On paper, it seems like a viable and attractive fee structure. But in reality, it’s a disaster. In order to beat the benchmark, financial advisors employ high-risk strategies, which can be detrimental to your financial well-being in the long run.
High-risk strategies aren’t suitable for most portfolios. They are particularly bad for those who want long-term security and growth. Studies show that advisors who charge performance-based fees, double down on the risk and end up generating terrible returns for their clients.
What’s worse is that if you suffer any losses because of these strategies, you can’t do anything about it. The agreement you sign when you become a client of Greg Fullmer Morgan Stanely ensures that you can’t hold him legally responsible for anything.
12b-1 Fee Conflict
Apart from charging performance-based fees, this firm also charges the 12b-1 fee. It’s a marketing fee that adds no value to the investment. Instead, it only increases the cost of the investment, reducing the ROI you’ll get.
The 12b-1 fee is heavily looked down upon in the finance industry simply because of these reasons. This fee goes straight into the pocket of the advisor and is one of the hidden charges through which advisors steal funds from their clients.
The SEC conducted a study to see if this marketing fee has any impact on the returns of an investment. They found no difference between the returns of the investments that charge this fee and those that don’t.
Hence, you should be wary of financial advisory firms that charge this shady fee. Sadly, Greg Fullmer and his firm would fall into that category as well.
Making Money from Commissions
A prominent red flag in Greg’s services is that a lot of his revenue comes from commissions. He and his firm get commissions from the companies whose investments they recommend to others.

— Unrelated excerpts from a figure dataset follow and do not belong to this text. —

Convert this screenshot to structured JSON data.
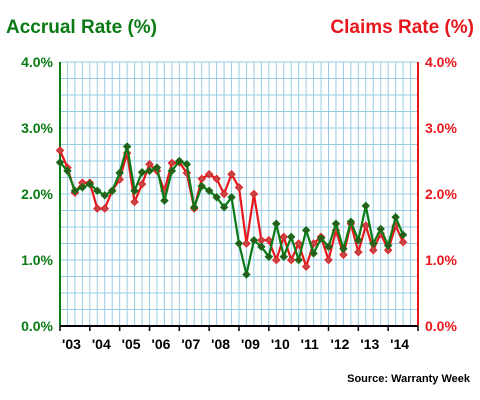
{
  "colors": {
    "accrual": "#0a7a14",
    "claims": "#e8171b",
    "grid": "#9acbe6",
    "accrual_marker": "#2d5a1f",
    "claims_marker": "#c44545"
  },
  "chart_data": {
    "type": "line",
    "title_left": "Accrual Rate (%)",
    "title_right": "Claims Rate (%)",
    "source": "Source: Warranty Week",
    "x_tick_labels": [
      "'03",
      "'04",
      "'05",
      "'06",
      "'07",
      "'08",
      "'09",
      "'10",
      "'11",
      "'12",
      "'13",
      "'14"
    ],
    "y_ticks_left": [
      "0.0%",
      "1.0%",
      "2.0%",
      "3.0%",
      "4.0%"
    ],
    "y_ticks_right": [
      "0.0%",
      "1.0%",
      "2.0%",
      "3.0%",
      "4.0%"
    ],
    "ylim": [
      0,
      4
    ],
    "x_range": [
      2003,
      2015
    ],
    "grid": true,
    "x_quarter_start": 2003.0,
    "series": [
      {
        "name": "Accrual Rate (%)",
        "axis": "left",
        "values": [
          2.48,
          2.35,
          2.05,
          2.1,
          2.15,
          2.05,
          1.98,
          2.05,
          2.32,
          2.72,
          2.05,
          2.33,
          2.35,
          2.4,
          1.9,
          2.35,
          2.5,
          2.45,
          1.8,
          2.12,
          2.05,
          1.95,
          1.8,
          1.95,
          1.25,
          0.78,
          1.3,
          1.2,
          1.05,
          1.55,
          1.05,
          1.35,
          1.0,
          1.45,
          1.1,
          1.33,
          1.2,
          1.55,
          1.17,
          1.58,
          1.3,
          1.82,
          1.25,
          1.47,
          1.22,
          1.65,
          1.38
        ]
      },
      {
        "name": "Claims Rate (%)",
        "axis": "right",
        "values": [
          2.66,
          2.4,
          2.02,
          2.17,
          2.17,
          1.78,
          1.78,
          2.05,
          2.22,
          2.62,
          1.88,
          2.15,
          2.45,
          2.35,
          2.05,
          2.47,
          2.48,
          2.32,
          1.78,
          2.23,
          2.3,
          2.23,
          2.0,
          2.3,
          2.1,
          1.25,
          2.0,
          1.3,
          1.3,
          1.0,
          1.35,
          1.0,
          1.25,
          0.9,
          1.25,
          1.35,
          1.0,
          1.45,
          1.08,
          1.55,
          1.12,
          1.52,
          1.15,
          1.4,
          1.15,
          1.52,
          1.27
        ]
      }
    ]
  }
}
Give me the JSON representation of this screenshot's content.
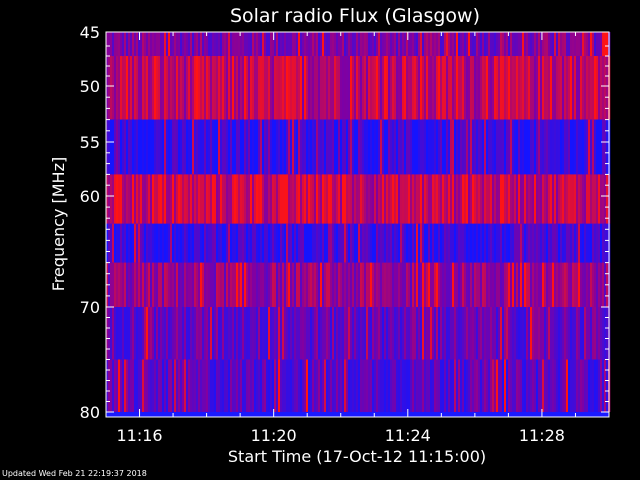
{
  "chart_data": {
    "type": "heatmap",
    "title": "Solar radio Flux (Glasgow)",
    "xlabel": "Start Time (17-Oct-12 11:15:00)",
    "ylabel": "Frequency [MHz]",
    "x_ticks": [
      "11:16",
      "11:20",
      "11:24",
      "11:28"
    ],
    "y_ticks": [
      45,
      50,
      55,
      60,
      70,
      80
    ],
    "x_range": [
      "11:15:00",
      "11:30:00"
    ],
    "y_range": [
      45,
      80
    ],
    "y_axis_scale": "nonlinear (compressed toward high frequencies)",
    "frequency_bands": [
      {
        "from": 45,
        "to": 47,
        "level": 0.45
      },
      {
        "from": 47,
        "to": 53,
        "level": 0.7
      },
      {
        "from": 53,
        "to": 58,
        "level": 0.12
      },
      {
        "from": 58,
        "to": 62.5,
        "level": 0.75
      },
      {
        "from": 62.5,
        "to": 66,
        "level": 0.15
      },
      {
        "from": 66,
        "to": 70,
        "level": 0.55
      },
      {
        "from": 70,
        "to": 75,
        "level": 0.35
      },
      {
        "from": 75,
        "to": 80,
        "level": 0.3
      }
    ],
    "colors": {
      "low": "#0000ff",
      "mid": "#8000a0",
      "high": "#ff0000"
    },
    "grid": false,
    "legend": "none"
  },
  "footer_text": "Updated Wed Feb 21 22:19:37 2018"
}
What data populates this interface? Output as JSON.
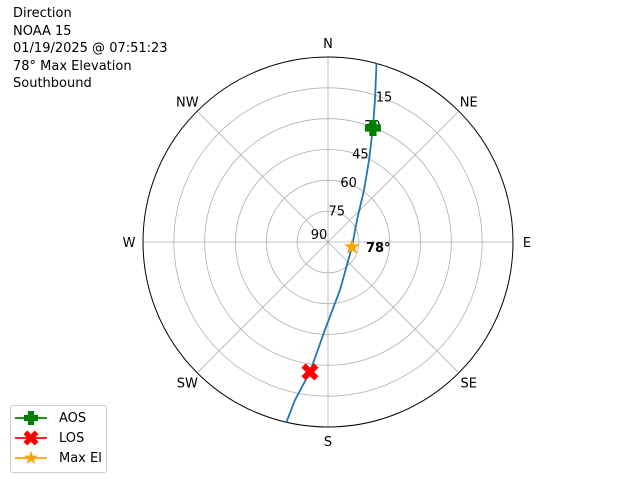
{
  "title_lines": [
    "Direction",
    "NOAA 15",
    "01/19/2025 @ 07:51:23",
    "78° Max Elevation",
    "Southbound"
  ],
  "chart_data": {
    "type": "polar",
    "direction_labels": [
      {
        "label": "N",
        "az": 0
      },
      {
        "label": "NE",
        "az": 45
      },
      {
        "label": "E",
        "az": 90
      },
      {
        "label": "SE",
        "az": 135
      },
      {
        "label": "S",
        "az": 180
      },
      {
        "label": "SW",
        "az": 225
      },
      {
        "label": "W",
        "az": 270
      },
      {
        "label": "NW",
        "az": 315
      }
    ],
    "radial_ticks": [
      15,
      30,
      45,
      60,
      75,
      90
    ],
    "radial_range": [
      90,
      0
    ],
    "grid": true,
    "track": {
      "color": "#1f77b4",
      "points": [
        [
          15.2,
          0
        ],
        [
          18.3,
          17.2
        ],
        [
          21.5,
          30.4
        ],
        [
          26.6,
          45.4
        ],
        [
          34.7,
          59.2
        ],
        [
          52.8,
          72.3
        ],
        [
          101.8,
          78.1
        ],
        [
          166.0,
          65.9
        ],
        [
          182.0,
          47.2
        ],
        [
          187.9,
          26.2
        ],
        [
          191.8,
          11.5
        ],
        [
          193.0,
          0
        ]
      ]
    },
    "markers": [
      {
        "name": "AOS",
        "az": 21.5,
        "el": 30.4,
        "color": "#008000",
        "shape": "plus"
      },
      {
        "name": "LOS",
        "az": 187.9,
        "el": 26.2,
        "color": "#ff0000",
        "shape": "x"
      },
      {
        "name": "Max El",
        "az": 101.8,
        "el": 78.1,
        "color": "#ffa500",
        "shape": "star"
      }
    ],
    "annotation": "78°",
    "legend_position": "bottom-left"
  }
}
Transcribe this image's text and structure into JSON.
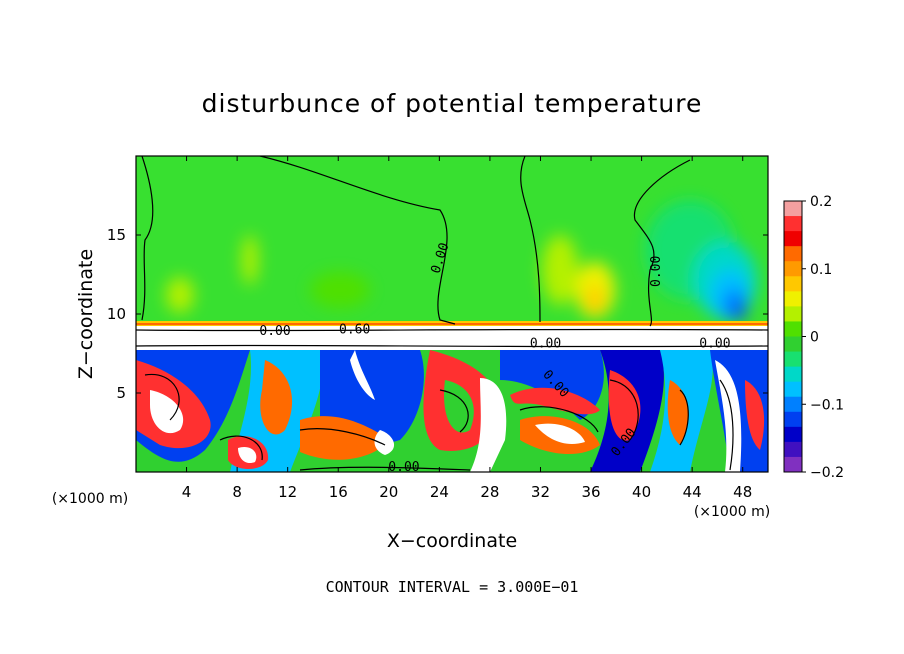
{
  "chart_data": {
    "type": "heatmap",
    "title": "disturbunce of potential temperature",
    "xlabel": "X−coordinate",
    "ylabel": "Z−coordinate",
    "x_unit": "(×1000 m)",
    "y_unit": "(×1000 m)",
    "xlim": [
      0,
      50
    ],
    "ylim": [
      0,
      20
    ],
    "x_ticks": [
      4,
      8,
      12,
      16,
      20,
      24,
      28,
      32,
      36,
      40,
      44,
      48
    ],
    "y_ticks": [
      5,
      10,
      15
    ],
    "colorbar": {
      "vmin": -0.2,
      "vmax": 0.2,
      "tick_values": [
        0.2,
        0.1,
        0,
        -0.1,
        -0.2
      ],
      "tick_labels": [
        "0.2",
        "0.1",
        "0",
        "−0.1",
        "−0.2"
      ],
      "colors": [
        "#f4a0a0",
        "#ff3030",
        "#f00000",
        "#ff6a00",
        "#ff9a00",
        "#ffc800",
        "#f0f000",
        "#b4f000",
        "#50e000",
        "#30d030",
        "#18e070",
        "#00d8c8",
        "#00c0ff",
        "#0080ff",
        "#0040f0",
        "#0000c8",
        "#4010c0",
        "#8030c0"
      ]
    },
    "contour_labels": [
      {
        "text": "0.00",
        "x": 24.2,
        "z": 13.5,
        "rot": -72
      },
      {
        "text": "0.00",
        "x": 41.3,
        "z": 12.7,
        "rot": -90
      },
      {
        "text": "0.00",
        "x": 11.0,
        "z": 8.8,
        "rot": 0
      },
      {
        "text": "0.60",
        "x": 17.3,
        "z": 8.9,
        "rot": 0
      },
      {
        "text": "0.00",
        "x": 32.4,
        "z": 8.0,
        "rot": 0
      },
      {
        "text": "0.00",
        "x": 45.8,
        "z": 8.0,
        "rot": 0
      },
      {
        "text": "0.00",
        "x": 33.1,
        "z": 5.5,
        "rot": 48
      },
      {
        "text": "0.00",
        "x": 38.7,
        "z": 1.8,
        "rot": -52
      },
      {
        "text": "0.00",
        "x": 21.2,
        "z": 0.2,
        "rot": 0
      }
    ],
    "annotation": "CONTOUR INTERVAL = 3.000E−01"
  }
}
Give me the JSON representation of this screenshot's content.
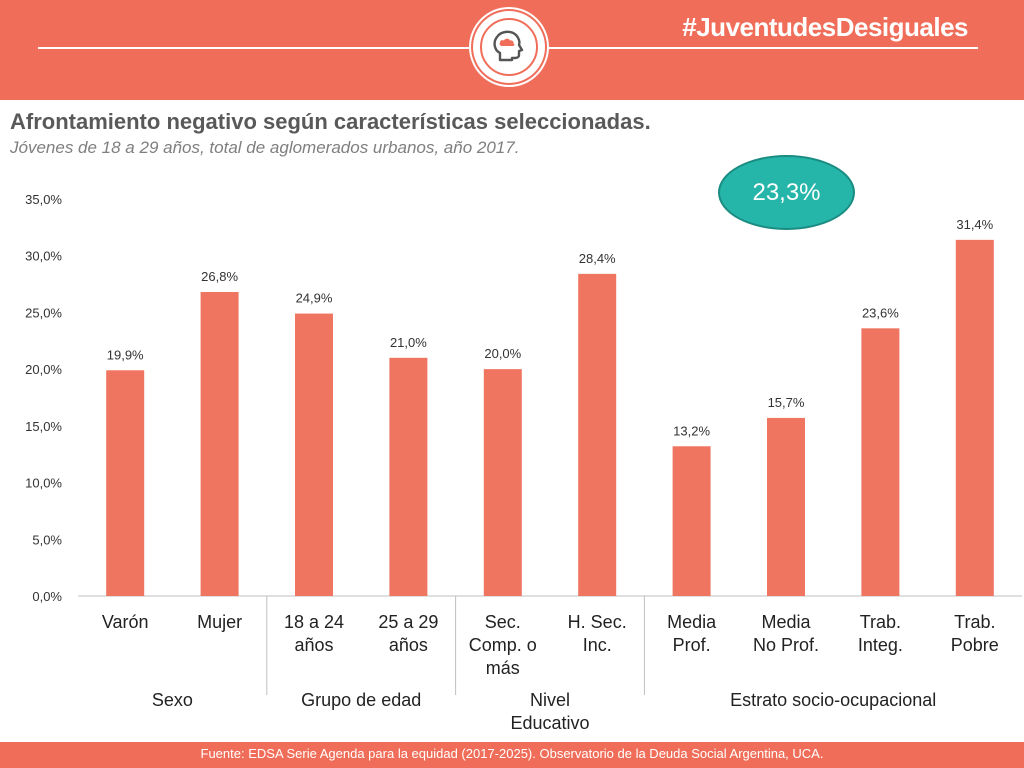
{
  "header": {
    "hashtag": "#JuventudesDesiguales",
    "logo_icon": "head-cloud-icon"
  },
  "highlight": {
    "value": "23,3%"
  },
  "footer": {
    "source": "Fuente: EDSA Serie Agenda para la equidad (2017-2025). Observatorio de la Deuda Social Argentina, UCA."
  },
  "colors": {
    "accent": "#f06e59",
    "bar": "#f07561",
    "highlight": "#26b5a9"
  },
  "chart_data": {
    "type": "bar",
    "title": "Afrontamiento negativo según características seleccionadas.",
    "subtitle": "Jóvenes de 18 a 29 años, total de aglomerados urbanos, año 2017.",
    "ylim": [
      0,
      35
    ],
    "yticks": [
      0,
      5,
      10,
      15,
      20,
      25,
      30,
      35
    ],
    "ytick_labels": [
      "0,0%",
      "5,0%",
      "10,0%",
      "15,0%",
      "20,0%",
      "25,0%",
      "30,0%",
      "35,0%"
    ],
    "grid": false,
    "categories": [
      [
        "Varón"
      ],
      [
        "Mujer"
      ],
      [
        "18 a 24",
        "años"
      ],
      [
        "25 a 29",
        "años"
      ],
      [
        "Sec.",
        "Comp. o",
        "más"
      ],
      [
        "H. Sec.",
        "Inc."
      ],
      [
        "Media",
        "Prof."
      ],
      [
        "Media",
        "No Prof."
      ],
      [
        "Trab.",
        "Integ."
      ],
      [
        "Trab.",
        "Pobre"
      ]
    ],
    "values": [
      19.9,
      26.8,
      24.9,
      21.0,
      20.0,
      28.4,
      13.2,
      15.7,
      23.6,
      31.4
    ],
    "value_labels": [
      "19,9%",
      "26,8%",
      "24,9%",
      "21,0%",
      "20,0%",
      "28,4%",
      "13,2%",
      "15,7%",
      "23,6%",
      "31,4%"
    ],
    "groups": [
      {
        "label": [
          "Sexo"
        ],
        "start": 0,
        "end": 1
      },
      {
        "label": [
          "Grupo de edad"
        ],
        "start": 2,
        "end": 3
      },
      {
        "label": [
          "Nivel",
          "Educativo"
        ],
        "start": 4,
        "end": 5
      },
      {
        "label": [
          "Estrato socio-ocupacional"
        ],
        "start": 6,
        "end": 9
      }
    ]
  }
}
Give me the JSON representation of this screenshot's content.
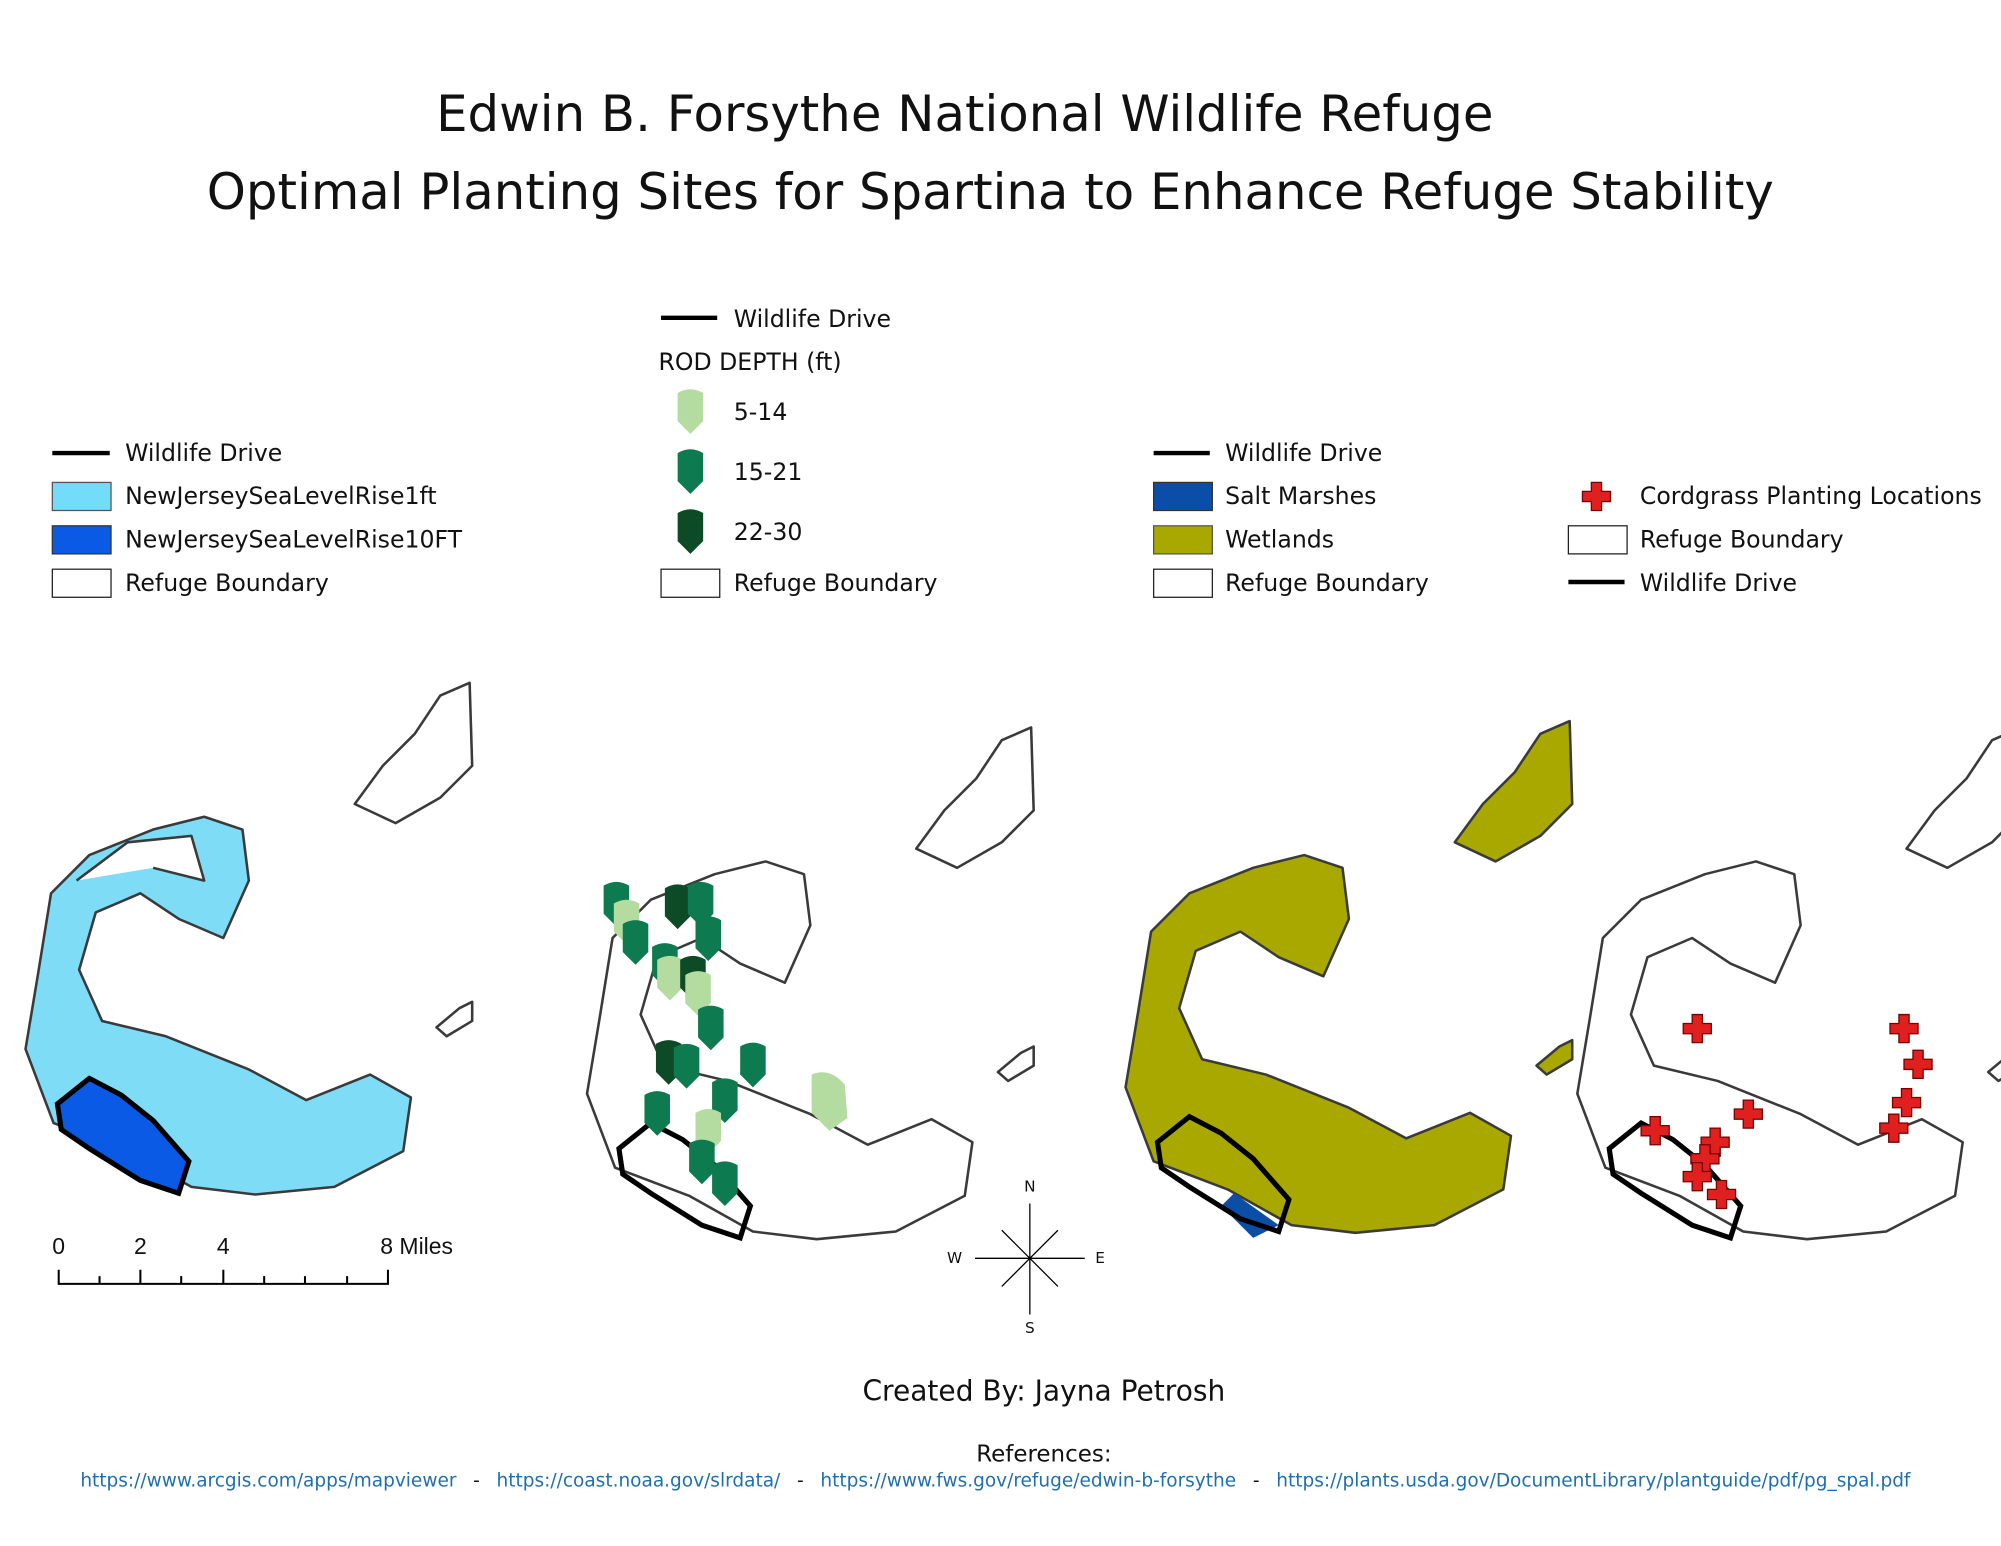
{
  "title": {
    "line1": "Edwin B. Forsythe National Wildlife Refuge",
    "line2": "Optimal Planting Sites for Spartina to Enhance Refuge Stability"
  },
  "legends": [
    {
      "items": [
        "Wildlife Drive",
        "NewJerseySeaLevelRise1ft",
        "NewJerseySeaLevelRise10FT",
        "Refuge Boundary"
      ]
    },
    {
      "heading": "ROD DEPTH (ft)",
      "items": [
        "Wildlife Drive",
        "5-14",
        "15-21",
        "22-30",
        "Refuge Boundary"
      ]
    },
    {
      "items": [
        "Wildlife Drive",
        "Salt Marshes",
        "Wetlands",
        "Refuge Boundary"
      ]
    },
    {
      "items": [
        "Cordgrass Planting Locations",
        "Refuge Boundary",
        "Wildlife Drive"
      ]
    }
  ],
  "scale_bar": {
    "labels": [
      "0",
      "2",
      "4",
      "8 Miles"
    ]
  },
  "compass": {
    "north": "N",
    "east": "E",
    "south": "S",
    "west": "W"
  },
  "credit": "Created By: Jayna Petrosh",
  "references": {
    "heading": "References:",
    "separator": "-",
    "links": [
      "https://www.arcgis.com/apps/mapviewer",
      "https://coast.noaa.gov/slrdata/",
      "https://www.fws.gov/refuge/edwin-b-forsythe",
      "https://plants.usda.gov/DocumentLibrary/plantguide/pdf/pg_spal.pdf"
    ]
  }
}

Earning commissions from these companies can influence the suggestions of your advisor substantially. They might ignore your financial requirements and goals to make an extra buck.
Greg Fullmer Morgan Stanley-based is not a good option for any wise investor. His history of legal disputes and his current disclosures, both suggest he doesn’t have his clients’ interests in his mind.
You should look for a different financial advisor who actually cares about his clients instead of Greg. The industry has plenty of options, you don’t have to stick with the terrible one.
Greg Fullmer of Morgan Stanley has a history of facing legal disputes from his clients and his current provisions suggest that he hasn’t improved even by one bit. You should stay miles away from such greedy and selfish advisors.